Turkish construction firms want payment of over $1.4 billion for projects they had completed for the Gadhafi government but were never compensated. They note construction equipment seized or destroyed during the fighting and a total of $100 million still being held by Libyan banks.
The Turkish Contractors Association says Turkish contractors were involved in some 370 projects valued at more than $18.5 billion before Gadhafi was toppled and killed in October 2011.
Zafer Caglayan, Libya’s new economy minister, agrees with the Turkish contractors, stating, “The companies should ascertain their losses and share these with the Libyan government.”
Also hit hard were Chinese construction firms, which had an estimated 36,000 workers involved in Libyan infrastructure and oil-sector projects.
China State Construction Engineering Corp, one of the 13 state-owned firms with projects in Libya, is said to have amassed projects worth $2.67 billion—50% of them incomplete—in Libya at the time Gadhafi’s regime tumbled.
“The unfinished projects have been suspended, and their future development remains uncertain,” the company said in a statement late last year.
The company was the lead contractor in the West Benghazi 20,000-unit housing project, in which U.S. project management firm AECOM acted as project adviser.
China Railway Construction Corp. had won contracts worth $4.24 billion in Libya. Those projects included a $2.5-billion contract to build a 353-km rail link between Al Khums and Sirte and a $802-million award for 172 km of rail network between Tripoli and the Tunisian border at Ras Ejder. Both projects were set for completion next year, but their fate now is unknown.
Canada’s SNC-Lavalin, now at the center of corruption allegations over $56 million in illegal payments linked to Libya work now halted, had recorded 7% of its backlog from in-country projects.
In 2010, the firm was awarded a $450-million water-supply contract related to Libya’s Great Man-Made River project. Under the contract, the contractor was to install collector pipelines and pumps in 300 deep wells as well as power supply and a communications system by the end of 2015.
But analysts point to more positive signs related to project investors elsewhere in North Africa. “As for existing investors in the region, they're staying put,” said Hamid Biglari, vice chairman and head of emerging markets and content at Citigroup in remarks at a recent World Bank conference on investment prospects in the wake of the Arab Spring. “They're either reducing their exposure, but they're not getting out, or they are being extra cautious in terms of expanding their exposure.”

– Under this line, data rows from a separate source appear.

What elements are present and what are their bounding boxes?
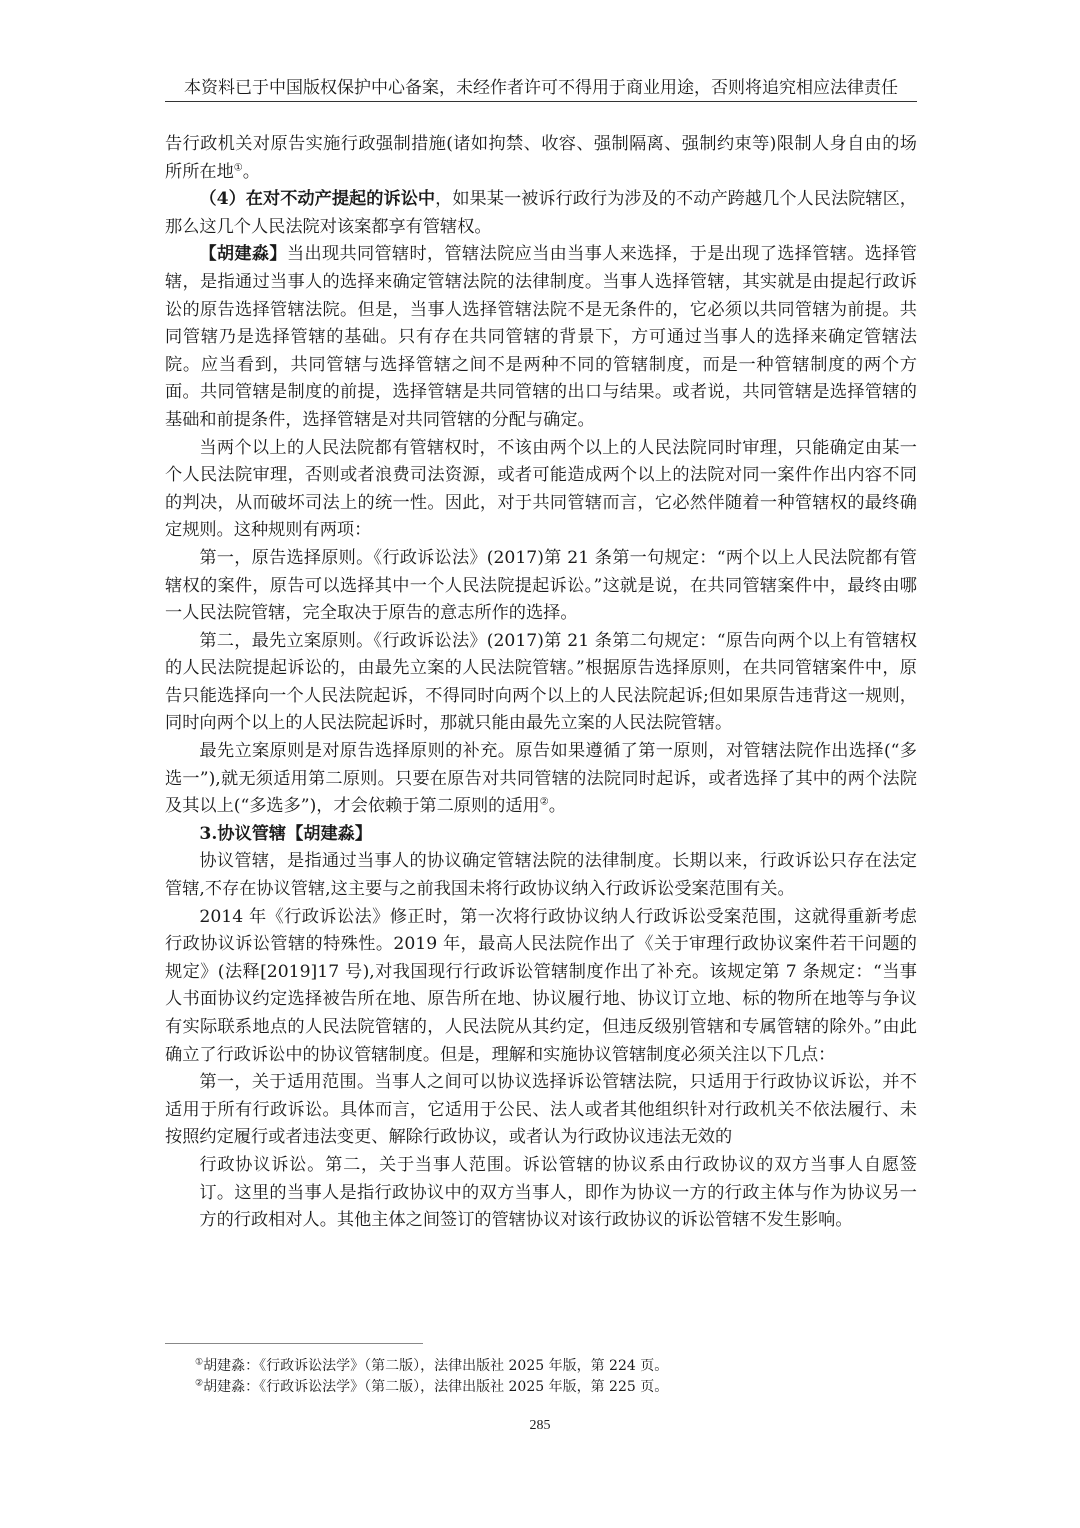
paragraph-1-text: 告行政机关对原告实施行政强制措施(诸如拘禁、收容、强制隔离、强制约束等)限制人身自由的场所所在地 [165, 134, 917, 182]
footnote-ref-2[interactable]: ② [539, 796, 549, 808]
paragraph-11: 行政协议诉讼。第二，关于当事人范围。诉讼管辖的协议系由行政协议的双方当事人自愿签订。这里的当事人是指行政协议中的双方当事人，即作为协议一方的行政主体与作为协议另一方的行政相对人。其他主体之间签订的管辖协议对该行政协议的诉讼管辖不发生影响。 [199, 1154, 917, 1231]
footnote-mark-1: ① [195, 1357, 204, 1368]
paragraph-7-text: 最先立案原则是对原告选择原则的补充。原告如果遵循了第一原则，对管辖法院作出选择(“多选一”),就无须适用第二原则。只要在原告对共同管辖的法院同时起诉，或者选择了其中的两个法院及其以上(“多选多”)，才会依赖于第二原则的适用 [165, 741, 917, 817]
footnote-text-1: 胡建淼：《行政诉讼法学》（第二版），法律出版社 2025 年版，第 224 页。 [203, 1358, 669, 1374]
page-number: 285 [529, 1418, 551, 1433]
paragraph-3-text: 当出现共同管辖时，管辖法院应当由当事人来选择，于是出现了选择管辖。选择管辖，是指通过当事人的选择来确定管辖法院的法律制度。当事人选择管辖，其实就是由提起行政诉讼的原告选择管辖法院。但是，当事人选择管辖法院不是无条件的，它必须以共同管辖为前提。共同管辖乃是选择管辖的基础。只有存在共同管辖的背景下，方可通过当事人的选择来确定管辖法院。应当看到，共同管辖与选择管辖之间不是两种不同的管辖制度，而是一种管辖制度的两个方面。共同管辖是制度的前提，选择管辖是共同管辖的出口与结果。或者说，共同管辖是选择管辖的基础和前提条件，选择管辖是对共同管辖的分配与确定。 [165, 244, 917, 430]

Biglari said there are an estimated 400 multinational companies still remaining in Egypt with the hope that the new government will restore a business-friendly environment.
A report by the German Marshall Fund of the United States, a non-partisan public-policy and grant-making institution, notes the trade impacts in the region but speculates on a brighter economic outlook, fueled by big investments from multinational banks in infrastructure and other areas.
According to the World Bank, the political changes experienced in North Africa will allow affected countries "the opportunity to put into place competitiveness-enhancing measures."